How might we entice and educate new recruits and tech innovators in our emerging technology organization?
In 2014 Finra was in transition from strictly stock market monitoring to an addition of becoming a financial technology organization. During this time, there was no active engagement process other than college fairs and cold call recruiting. Additionally, I wanted to educate our financial partners on the technology we were building that was award and patent winning. Because there was no previous website to highlight our movements in fintech as well as something that would further engage potential recruits to join in our journey, I knew we needed a space more modern and evolved within online presence that preceeds our traditional marketing stance and position. Considering the Tech side fo the company was new, it wouldn't be as hard to do in a world already revolving around technology.
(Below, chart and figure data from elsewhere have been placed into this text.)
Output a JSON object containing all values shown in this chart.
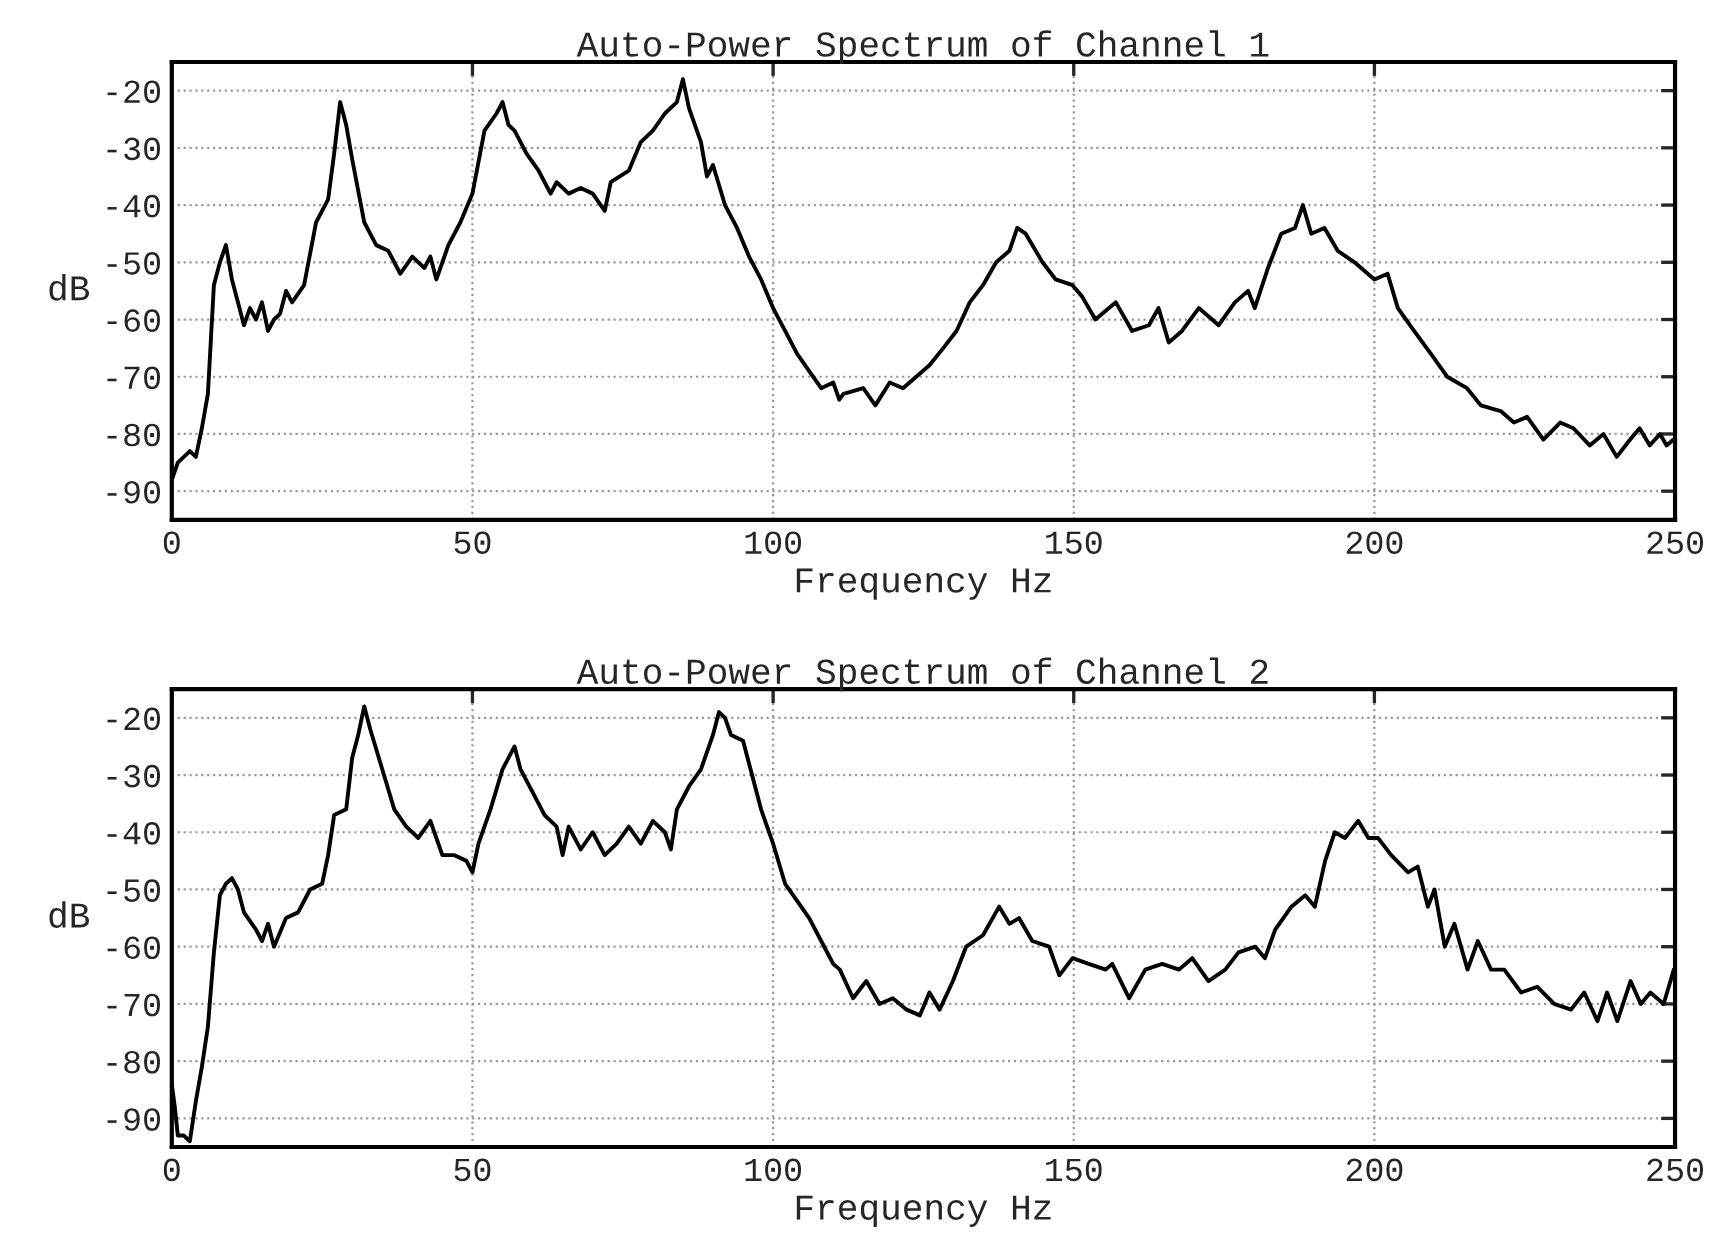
{
  "chart_data": [
    {
      "type": "line",
      "title": "Auto-Power Spectrum of Channel 1",
      "xlabel": "Frequency Hz",
      "ylabel": "dB",
      "xlim": [
        0,
        250
      ],
      "ylim": [
        -95,
        -15
      ],
      "xticks": [
        0,
        50,
        100,
        150,
        200,
        250
      ],
      "yticks": [
        -20,
        -30,
        -40,
        -50,
        -60,
        -70,
        -80,
        -90
      ],
      "grid": true,
      "marker": "none",
      "line_style": "solid",
      "series": [
        {
          "color": "#000000",
          "x": [
            0,
            1,
            2,
            3,
            4,
            5,
            6,
            7,
            8,
            9,
            10,
            11,
            12,
            13,
            14,
            15,
            16,
            17,
            18,
            19,
            20,
            22,
            24,
            26,
            27,
            28,
            29,
            30,
            32,
            34,
            36,
            38,
            40,
            42,
            43,
            44,
            46,
            48,
            50,
            52,
            54,
            55,
            56,
            57,
            59,
            61,
            63,
            64,
            66,
            68,
            70,
            72,
            73,
            76,
            78,
            80,
            82,
            84,
            85,
            86,
            88,
            89,
            90,
            92,
            94,
            96,
            98,
            100,
            102,
            104,
            106,
            108,
            110,
            111,
            111.7,
            115,
            117,
            119.4,
            121.6,
            123.8,
            126,
            128.3,
            130.5,
            132.7,
            134.9,
            137.1,
            139.3,
            140.6,
            142,
            144.8,
            147,
            149.8,
            151.4,
            153.6,
            157,
            159.7,
            162.5,
            164.1,
            165.8,
            168,
            170.8,
            174.1,
            176.8,
            179,
            180.1,
            182.3,
            184.5,
            186.8,
            188.1,
            189.5,
            191.7,
            193.9,
            196.7,
            198.9,
            200,
            202.2,
            203.9,
            206.6,
            209.4,
            212.1,
            215.4,
            217.7,
            221,
            223.2,
            225.4,
            228.1,
            230.9,
            233.1,
            235.8,
            238.1,
            240.3,
            242.5,
            244.1,
            245.8,
            247.5,
            248.6,
            249.7
          ],
          "values": [
            -88,
            -85,
            -84,
            -83,
            -84,
            -79,
            -73,
            -54,
            -50,
            -47,
            -53,
            -57,
            -61,
            -58,
            -60,
            -57,
            -62,
            -60,
            -59,
            -55,
            -57,
            -54,
            -43,
            -39,
            -31,
            -22,
            -26,
            -32,
            -43,
            -47,
            -48,
            -52,
            -49,
            -51,
            -49,
            -53,
            -47,
            -43,
            -38,
            -27,
            -24,
            -22,
            -26,
            -27,
            -31,
            -34,
            -38,
            -36,
            -38,
            -37,
            -38,
            -41,
            -36,
            -34,
            -29,
            -27,
            -24,
            -22,
            -18,
            -23,
            -29,
            -35,
            -33,
            -40,
            -44,
            -49,
            -53,
            -58,
            -62,
            -66,
            -69,
            -72,
            -71,
            -74,
            -73,
            -72,
            -75,
            -71,
            -72,
            -70,
            -68,
            -65,
            -62,
            -57,
            -54,
            -50,
            -48,
            -44,
            -45,
            -50,
            -53,
            -54,
            -56,
            -60,
            -57,
            -62,
            -61,
            -58,
            -64,
            -62,
            -58,
            -61,
            -57,
            -55,
            -58,
            -51,
            -45,
            -44,
            -40,
            -45,
            -44,
            -48,
            -50,
            -52,
            -53,
            -52,
            -58,
            -62,
            -66,
            -70,
            -72,
            -75,
            -76,
            -78,
            -77,
            -81,
            -78,
            -79,
            -82,
            -80,
            -84,
            -81,
            -79,
            -82,
            -80,
            -82,
            -81
          ]
        }
      ]
    },
    {
      "type": "line",
      "title": "Auto-Power Spectrum of Channel 2",
      "xlabel": "Frequency Hz",
      "ylabel": "dB",
      "xlim": [
        0,
        250
      ],
      "ylim": [
        -95,
        -15
      ],
      "xticks": [
        0,
        50,
        100,
        150,
        200,
        250
      ],
      "yticks": [
        -20,
        -30,
        -40,
        -50,
        -60,
        -70,
        -80,
        -90
      ],
      "grid": true,
      "marker": "none",
      "line_style": "solid",
      "series": [
        {
          "color": "#000000",
          "x": [
            0,
            0.5,
            1,
            2,
            3,
            4,
            5,
            6,
            7,
            8,
            9,
            10,
            11,
            12,
            14,
            15,
            16,
            17,
            19,
            21,
            23,
            25,
            26,
            27,
            29,
            30,
            31,
            32,
            33,
            35,
            37,
            39,
            41,
            43,
            45,
            47,
            49,
            50,
            51,
            53,
            55,
            57,
            58,
            60,
            62,
            64,
            65,
            66,
            68,
            70,
            72,
            74,
            76,
            78,
            80,
            82,
            83,
            84,
            86,
            88,
            90,
            91,
            92,
            93,
            95,
            96,
            98,
            100,
            102,
            104,
            106,
            108,
            110,
            111.1,
            113.3,
            115.5,
            117.7,
            119.9,
            122.2,
            124.4,
            126,
            127.7,
            129.9,
            132.1,
            134.9,
            137.6,
            139.3,
            140.9,
            143.1,
            145.9,
            147.6,
            149.8,
            152.5,
            155.3,
            156.4,
            159.2,
            161.9,
            164.7,
            167.5,
            169.7,
            172.4,
            175.2,
            177.4,
            180.2,
            181.8,
            183.5,
            186.2,
            188.5,
            190.1,
            191.8,
            193.4,
            195.1,
            197.3,
            199,
            200.6,
            202.8,
            205.6,
            207.2,
            208.9,
            210,
            211.7,
            213.3,
            215.5,
            217.2,
            219.4,
            221.6,
            224.4,
            227.1,
            229.9,
            232.7,
            234.9,
            237.1,
            238.7,
            240.4,
            242.6,
            244.3,
            245.9,
            248.1,
            249.8
          ],
          "values": [
            -84,
            -88,
            -93,
            -93,
            -94,
            -87,
            -81,
            -74,
            -61,
            -51,
            -49,
            -48,
            -50,
            -54,
            -57,
            -59,
            -56,
            -60,
            -55,
            -54,
            -50,
            -49,
            -44,
            -37,
            -36,
            -27,
            -23,
            -18,
            -22,
            -29,
            -36,
            -39,
            -41,
            -38,
            -44,
            -44,
            -45,
            -47,
            -42,
            -36,
            -29,
            -25,
            -29,
            -33,
            -37,
            -39,
            -44,
            -39,
            -43,
            -40,
            -44,
            -42,
            -39,
            -42,
            -38,
            -40,
            -43,
            -36,
            -32,
            -29,
            -23,
            -19,
            -20,
            -23,
            -24,
            -28,
            -36,
            -42,
            -49,
            -52,
            -55,
            -59,
            -63,
            -64,
            -69,
            -66,
            -70,
            -69,
            -71,
            -72,
            -68,
            -71,
            -66,
            -60,
            -58,
            -53,
            -56,
            -55,
            -59,
            -60,
            -65,
            -62,
            -63,
            -64,
            -63,
            -69,
            -64,
            -63,
            -64,
            -62,
            -66,
            -64,
            -61,
            -60,
            -62,
            -57,
            -53,
            -51,
            -53,
            -45,
            -40,
            -41,
            -38,
            -41,
            -41,
            -44,
            -47,
            -46,
            -53,
            -50,
            -60,
            -56,
            -64,
            -59,
            -64,
            -64,
            -68,
            -67,
            -70,
            -71,
            -68,
            -73,
            -68,
            -73,
            -66,
            -70,
            -68,
            -70,
            -64
          ]
        }
      ]
    }
  ]
}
As the sole designer on this project, I began attending our advertised hackathons to understand what innovatice technology was the buzz of upcoming generations. I met with, interviewed, and mentored interns while working with business stakeholders to build presence, repor, and obtain valuable insight that I could use as featured highlights on the homepage. I furthered my knowledge through empathy interviews with external tech vendor partners and proxy clients to establish trends in what the current and next generation was looking for from fintech companies. I continued to push even further my learning plan all the way to research execution and synthesis. Holding workshops around value vs feasability and to determine Tech LOE on concepts, I journeyed to create project briefs and research shareouts that could solve for client and prospect pain points in finding the smartest way to educate and get involved with our public tech events.
Through usability testing I was able to learn that our original thought was not quite reaching the edge our partners and prospects were driven towards. So I attending more learning opportunities at hackathons, watched keynotes from young innovators, and dug deep in the most followed tech forums to get a better sense of the human behind the tech which led to an overhaul of the design direction I originally began.
Partnering with senior business stakeholders, product owners and developers I conducted 6 empathy interviews, facilitated 1 design jam and 1 three day design sprint to analyze our business, partner and prospect pain points when engaging with fintech companies. Post research shareout I moved on to ideation of lo-fidelity wireframes, prototyping, gorilla UAT testing, visual design mockups, and then development with html, javascript, css and special scripts such as three.js . I developed 90% of the website and leaned on other developers to create event apis, and launch.
In 2015, I was surprised by my design manager, product owner and tech director who submitted the final designs that were launched to the Interactive Media Awards. The designs won 2 Best in Class awards given by a wide range of Creative Directors, Art Directors, Product Directors, and UX judges from companies such as Sony, Nike, and Discovery.